D’un côté, il y aura une « simplification des grands principes du Code du Travail ». De l’autre, le gouvernement a annoncé que, de façon croissante, ce seront les accords d’entreprise qui primeront sur les négociations collectives. Ce seront donc aux patrons de fixer directement, boite par boite, le niveau de majoration des heures supplémentaires. Une telle mesure, c’est un peu comme flinguer le plafonnement hebdomadaire de la durée du travail. C’est d’ailleurs l’expression qu’a utilisée un proche de Martine Aubry, qui n’est pourtant pas une syndicaliste révolutionnaire.

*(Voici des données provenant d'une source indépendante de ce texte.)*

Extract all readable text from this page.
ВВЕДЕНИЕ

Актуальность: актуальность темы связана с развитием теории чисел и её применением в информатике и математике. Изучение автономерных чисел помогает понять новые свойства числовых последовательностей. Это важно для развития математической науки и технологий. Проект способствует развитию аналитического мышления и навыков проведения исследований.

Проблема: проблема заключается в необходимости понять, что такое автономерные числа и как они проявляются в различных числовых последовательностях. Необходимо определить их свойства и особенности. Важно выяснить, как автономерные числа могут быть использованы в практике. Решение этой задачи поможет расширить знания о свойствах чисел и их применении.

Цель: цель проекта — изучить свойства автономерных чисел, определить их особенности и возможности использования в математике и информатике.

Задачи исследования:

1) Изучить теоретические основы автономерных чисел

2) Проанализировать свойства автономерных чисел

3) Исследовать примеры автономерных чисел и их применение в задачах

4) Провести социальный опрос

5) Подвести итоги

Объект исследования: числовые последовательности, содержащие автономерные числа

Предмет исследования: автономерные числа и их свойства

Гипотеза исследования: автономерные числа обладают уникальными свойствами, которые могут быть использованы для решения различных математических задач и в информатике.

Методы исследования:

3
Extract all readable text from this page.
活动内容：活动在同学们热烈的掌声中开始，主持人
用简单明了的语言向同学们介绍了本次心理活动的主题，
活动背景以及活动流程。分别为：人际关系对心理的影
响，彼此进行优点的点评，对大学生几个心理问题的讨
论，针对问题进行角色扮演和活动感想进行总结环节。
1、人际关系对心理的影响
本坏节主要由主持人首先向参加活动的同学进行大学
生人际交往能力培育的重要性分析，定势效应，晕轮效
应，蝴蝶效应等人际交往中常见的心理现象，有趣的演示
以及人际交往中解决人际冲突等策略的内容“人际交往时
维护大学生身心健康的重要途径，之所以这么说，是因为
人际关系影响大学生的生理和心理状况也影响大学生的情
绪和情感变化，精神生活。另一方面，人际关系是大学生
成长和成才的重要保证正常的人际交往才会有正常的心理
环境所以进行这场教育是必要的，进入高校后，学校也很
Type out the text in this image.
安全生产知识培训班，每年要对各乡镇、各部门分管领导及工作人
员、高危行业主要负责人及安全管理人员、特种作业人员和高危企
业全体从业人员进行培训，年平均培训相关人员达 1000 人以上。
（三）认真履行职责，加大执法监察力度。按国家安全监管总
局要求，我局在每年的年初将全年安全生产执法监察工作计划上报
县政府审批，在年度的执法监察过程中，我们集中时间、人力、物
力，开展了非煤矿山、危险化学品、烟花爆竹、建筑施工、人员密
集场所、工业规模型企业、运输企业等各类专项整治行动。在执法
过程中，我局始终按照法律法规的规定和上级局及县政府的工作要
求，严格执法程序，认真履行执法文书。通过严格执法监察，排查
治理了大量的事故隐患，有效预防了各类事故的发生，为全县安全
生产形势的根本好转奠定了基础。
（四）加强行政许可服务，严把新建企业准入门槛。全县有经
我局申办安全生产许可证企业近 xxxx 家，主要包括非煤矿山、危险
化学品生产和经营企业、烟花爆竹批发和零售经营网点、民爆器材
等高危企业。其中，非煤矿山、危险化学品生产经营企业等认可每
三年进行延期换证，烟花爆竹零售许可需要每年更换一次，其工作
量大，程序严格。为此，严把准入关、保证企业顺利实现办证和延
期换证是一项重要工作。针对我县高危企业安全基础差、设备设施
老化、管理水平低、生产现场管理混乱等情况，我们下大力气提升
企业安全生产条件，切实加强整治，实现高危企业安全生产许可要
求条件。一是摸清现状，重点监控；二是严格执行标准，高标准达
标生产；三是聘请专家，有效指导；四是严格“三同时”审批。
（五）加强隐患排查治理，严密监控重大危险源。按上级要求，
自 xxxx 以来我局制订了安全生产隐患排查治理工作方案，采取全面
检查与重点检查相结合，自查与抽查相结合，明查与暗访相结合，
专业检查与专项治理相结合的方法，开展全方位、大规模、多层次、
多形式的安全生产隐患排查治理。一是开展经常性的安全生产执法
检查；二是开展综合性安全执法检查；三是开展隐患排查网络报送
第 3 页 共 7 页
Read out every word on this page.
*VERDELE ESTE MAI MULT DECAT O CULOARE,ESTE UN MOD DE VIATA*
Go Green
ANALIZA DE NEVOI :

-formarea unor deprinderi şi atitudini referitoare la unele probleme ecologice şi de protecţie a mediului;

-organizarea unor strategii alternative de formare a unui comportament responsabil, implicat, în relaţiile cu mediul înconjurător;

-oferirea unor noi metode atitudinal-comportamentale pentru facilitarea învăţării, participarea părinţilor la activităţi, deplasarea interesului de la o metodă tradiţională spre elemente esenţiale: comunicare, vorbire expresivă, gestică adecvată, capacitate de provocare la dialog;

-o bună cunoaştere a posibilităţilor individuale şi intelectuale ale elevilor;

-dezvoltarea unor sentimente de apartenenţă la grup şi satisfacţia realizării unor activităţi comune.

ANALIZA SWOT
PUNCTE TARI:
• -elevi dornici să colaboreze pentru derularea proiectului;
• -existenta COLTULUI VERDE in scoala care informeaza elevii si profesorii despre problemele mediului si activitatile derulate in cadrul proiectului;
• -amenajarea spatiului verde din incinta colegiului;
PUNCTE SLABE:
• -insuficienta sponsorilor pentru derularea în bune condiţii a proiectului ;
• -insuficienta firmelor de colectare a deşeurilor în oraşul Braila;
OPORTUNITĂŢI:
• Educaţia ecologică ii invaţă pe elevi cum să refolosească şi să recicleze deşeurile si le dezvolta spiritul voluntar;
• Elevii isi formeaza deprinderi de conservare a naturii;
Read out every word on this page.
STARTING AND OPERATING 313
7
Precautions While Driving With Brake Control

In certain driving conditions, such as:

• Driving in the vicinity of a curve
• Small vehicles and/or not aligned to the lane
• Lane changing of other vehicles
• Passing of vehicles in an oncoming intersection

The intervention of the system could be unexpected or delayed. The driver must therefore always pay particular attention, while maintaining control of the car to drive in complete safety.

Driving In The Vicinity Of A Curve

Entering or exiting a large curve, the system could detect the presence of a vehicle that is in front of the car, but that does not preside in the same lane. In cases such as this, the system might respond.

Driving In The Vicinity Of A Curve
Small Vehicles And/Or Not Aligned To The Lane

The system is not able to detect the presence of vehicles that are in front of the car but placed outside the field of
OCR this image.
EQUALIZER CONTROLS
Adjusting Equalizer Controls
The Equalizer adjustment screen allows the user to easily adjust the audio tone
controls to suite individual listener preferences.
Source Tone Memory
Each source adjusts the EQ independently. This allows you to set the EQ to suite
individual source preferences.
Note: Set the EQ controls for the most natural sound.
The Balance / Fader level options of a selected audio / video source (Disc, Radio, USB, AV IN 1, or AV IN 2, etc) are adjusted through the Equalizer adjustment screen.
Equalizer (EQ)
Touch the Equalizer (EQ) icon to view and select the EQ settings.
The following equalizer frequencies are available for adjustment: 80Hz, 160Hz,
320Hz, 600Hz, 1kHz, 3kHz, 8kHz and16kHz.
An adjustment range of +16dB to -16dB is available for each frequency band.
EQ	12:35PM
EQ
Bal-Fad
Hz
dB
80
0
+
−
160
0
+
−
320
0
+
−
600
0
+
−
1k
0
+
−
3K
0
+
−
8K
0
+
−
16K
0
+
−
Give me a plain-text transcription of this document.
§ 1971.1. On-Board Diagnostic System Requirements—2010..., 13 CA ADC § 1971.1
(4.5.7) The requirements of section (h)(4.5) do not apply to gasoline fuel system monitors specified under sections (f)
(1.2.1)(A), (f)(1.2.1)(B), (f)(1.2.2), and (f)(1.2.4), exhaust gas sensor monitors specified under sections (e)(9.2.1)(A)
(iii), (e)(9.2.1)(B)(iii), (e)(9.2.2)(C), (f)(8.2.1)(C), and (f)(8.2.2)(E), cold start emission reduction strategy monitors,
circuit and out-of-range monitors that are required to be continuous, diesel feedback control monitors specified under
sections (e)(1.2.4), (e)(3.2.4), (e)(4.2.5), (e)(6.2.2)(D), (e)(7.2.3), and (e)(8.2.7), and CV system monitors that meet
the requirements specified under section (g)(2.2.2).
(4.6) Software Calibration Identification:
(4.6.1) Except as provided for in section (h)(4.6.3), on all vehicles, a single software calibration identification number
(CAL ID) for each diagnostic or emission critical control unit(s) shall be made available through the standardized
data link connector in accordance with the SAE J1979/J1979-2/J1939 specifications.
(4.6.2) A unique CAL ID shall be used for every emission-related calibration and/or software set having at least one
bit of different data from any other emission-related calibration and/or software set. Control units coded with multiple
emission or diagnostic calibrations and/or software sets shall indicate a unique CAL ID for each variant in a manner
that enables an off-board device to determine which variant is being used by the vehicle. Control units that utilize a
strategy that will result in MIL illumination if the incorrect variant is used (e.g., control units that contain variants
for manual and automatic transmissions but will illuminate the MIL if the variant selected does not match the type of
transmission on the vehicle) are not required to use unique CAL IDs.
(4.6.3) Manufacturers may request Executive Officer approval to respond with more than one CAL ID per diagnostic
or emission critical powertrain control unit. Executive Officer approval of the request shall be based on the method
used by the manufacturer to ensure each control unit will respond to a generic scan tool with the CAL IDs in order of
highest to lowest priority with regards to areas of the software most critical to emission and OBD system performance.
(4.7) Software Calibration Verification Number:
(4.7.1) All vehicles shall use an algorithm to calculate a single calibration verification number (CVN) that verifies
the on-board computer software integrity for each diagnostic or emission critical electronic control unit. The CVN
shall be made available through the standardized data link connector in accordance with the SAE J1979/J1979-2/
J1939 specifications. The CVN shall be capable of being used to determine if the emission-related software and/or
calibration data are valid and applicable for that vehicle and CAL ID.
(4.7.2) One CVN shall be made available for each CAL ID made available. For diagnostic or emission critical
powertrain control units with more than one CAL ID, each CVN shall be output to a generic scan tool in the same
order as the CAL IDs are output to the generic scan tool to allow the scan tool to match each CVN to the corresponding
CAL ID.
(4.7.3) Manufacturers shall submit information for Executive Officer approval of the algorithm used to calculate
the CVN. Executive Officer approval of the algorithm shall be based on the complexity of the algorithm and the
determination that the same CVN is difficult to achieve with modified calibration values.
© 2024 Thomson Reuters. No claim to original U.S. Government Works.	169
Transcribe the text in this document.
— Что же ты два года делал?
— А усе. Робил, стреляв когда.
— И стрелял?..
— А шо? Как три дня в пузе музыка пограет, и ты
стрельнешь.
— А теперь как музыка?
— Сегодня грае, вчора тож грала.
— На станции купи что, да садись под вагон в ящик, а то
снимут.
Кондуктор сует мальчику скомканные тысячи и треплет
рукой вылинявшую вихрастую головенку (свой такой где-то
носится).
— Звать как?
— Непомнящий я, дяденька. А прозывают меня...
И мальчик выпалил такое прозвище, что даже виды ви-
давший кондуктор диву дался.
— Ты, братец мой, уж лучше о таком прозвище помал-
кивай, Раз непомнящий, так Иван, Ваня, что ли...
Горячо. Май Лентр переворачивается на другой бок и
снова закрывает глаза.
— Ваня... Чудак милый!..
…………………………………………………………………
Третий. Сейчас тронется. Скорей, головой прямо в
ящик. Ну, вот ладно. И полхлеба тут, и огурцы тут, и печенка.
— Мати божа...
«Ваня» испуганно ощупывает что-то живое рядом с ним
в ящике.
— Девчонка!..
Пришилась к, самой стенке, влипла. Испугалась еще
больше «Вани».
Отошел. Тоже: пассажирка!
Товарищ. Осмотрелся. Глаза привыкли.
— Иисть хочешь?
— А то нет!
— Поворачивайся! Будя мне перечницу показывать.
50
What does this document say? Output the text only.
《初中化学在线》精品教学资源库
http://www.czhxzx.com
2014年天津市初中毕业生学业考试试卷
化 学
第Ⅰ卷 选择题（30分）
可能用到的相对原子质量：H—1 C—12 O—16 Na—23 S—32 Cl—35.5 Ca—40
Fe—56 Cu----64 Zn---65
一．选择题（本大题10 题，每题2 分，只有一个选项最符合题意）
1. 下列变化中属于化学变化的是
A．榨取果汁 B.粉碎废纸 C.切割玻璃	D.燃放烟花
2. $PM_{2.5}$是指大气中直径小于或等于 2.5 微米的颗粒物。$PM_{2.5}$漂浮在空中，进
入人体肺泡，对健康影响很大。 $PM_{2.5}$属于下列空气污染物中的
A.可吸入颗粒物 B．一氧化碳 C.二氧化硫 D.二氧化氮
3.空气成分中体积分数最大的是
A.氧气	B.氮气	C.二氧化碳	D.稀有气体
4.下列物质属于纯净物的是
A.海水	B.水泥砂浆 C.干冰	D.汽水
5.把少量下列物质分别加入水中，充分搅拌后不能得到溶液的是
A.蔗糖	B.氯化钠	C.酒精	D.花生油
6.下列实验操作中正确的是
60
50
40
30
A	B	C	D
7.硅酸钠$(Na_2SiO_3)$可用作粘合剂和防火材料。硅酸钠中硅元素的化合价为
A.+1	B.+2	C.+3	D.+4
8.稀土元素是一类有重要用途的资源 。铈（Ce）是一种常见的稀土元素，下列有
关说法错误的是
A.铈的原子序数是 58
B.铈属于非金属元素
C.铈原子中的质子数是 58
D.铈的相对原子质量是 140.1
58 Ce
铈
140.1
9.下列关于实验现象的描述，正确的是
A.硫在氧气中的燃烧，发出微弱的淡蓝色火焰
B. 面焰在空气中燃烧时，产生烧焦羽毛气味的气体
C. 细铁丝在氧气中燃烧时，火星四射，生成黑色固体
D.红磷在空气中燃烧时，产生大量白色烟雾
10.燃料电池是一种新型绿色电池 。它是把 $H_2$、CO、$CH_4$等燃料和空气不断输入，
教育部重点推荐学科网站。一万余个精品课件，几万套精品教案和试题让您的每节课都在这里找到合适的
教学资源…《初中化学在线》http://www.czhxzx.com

Dernière « gattazerie » : la barémisation des indemnités prudhommales, en cas de licenciements. Finies donc les « primes extra-légales » et les « indemnités Continental ».

Donnant-donnant ?

Ces vœux ont également été l’occasion, pour Hollande, d’actualiser sa philosophie social-démocrate 2.0 du « dialogue social (…) dont certains [lire… Sarkozy…] voudraient se passer considérant que les corps intermédiaires sont inutiles ». Mais cette apologie du dialogue « donnant-donnant » relève davantage du chantage et de la terreur que de la causerie. L’objectif, a fait savoir le président, « c’est plus de liberté pour l’entreprise pour investir, pour innover, pour créer des emplois, mais aussi plus de liberté pour le salarié pour choisir son métier, sa formation, la conduite de sa vie professionnelle ». Comme si la grande majorité des salariés décidaient librement de là où ils voulaient travailler pour gagner leur croute… « Mais c’est aussi plus de sécurité pour l’entreprise pour embaucher, pour adapter son effectif lorsque les circonstances économiques le demandent [lire… licencier..]. Mais c’est aussi plus de sécurité pour le salarié face aux mutations et aux mobilités ». Comme si celui qu’on licenciait pouvait se sentir, un seul instant, rassuré…

Hollande entend finaliser le chantier de la réforme du coût du travail initié en 2013 par le Pacte de Responsabilité. Une façon, pour lui et ses ministres, de dire combien ils sont « responsables » et capables d’appliquer une politique pro-Médef avec plus d’efficacité que la droite, toute à ses querelles intestines en vue des primaires. Inutile de dire que du côté des salariés, ça risque d’être moins convainquant et que la question des « vœux du président » seront au cœur des manifestations de la journée d’action et de grève du 26 janvier prochain.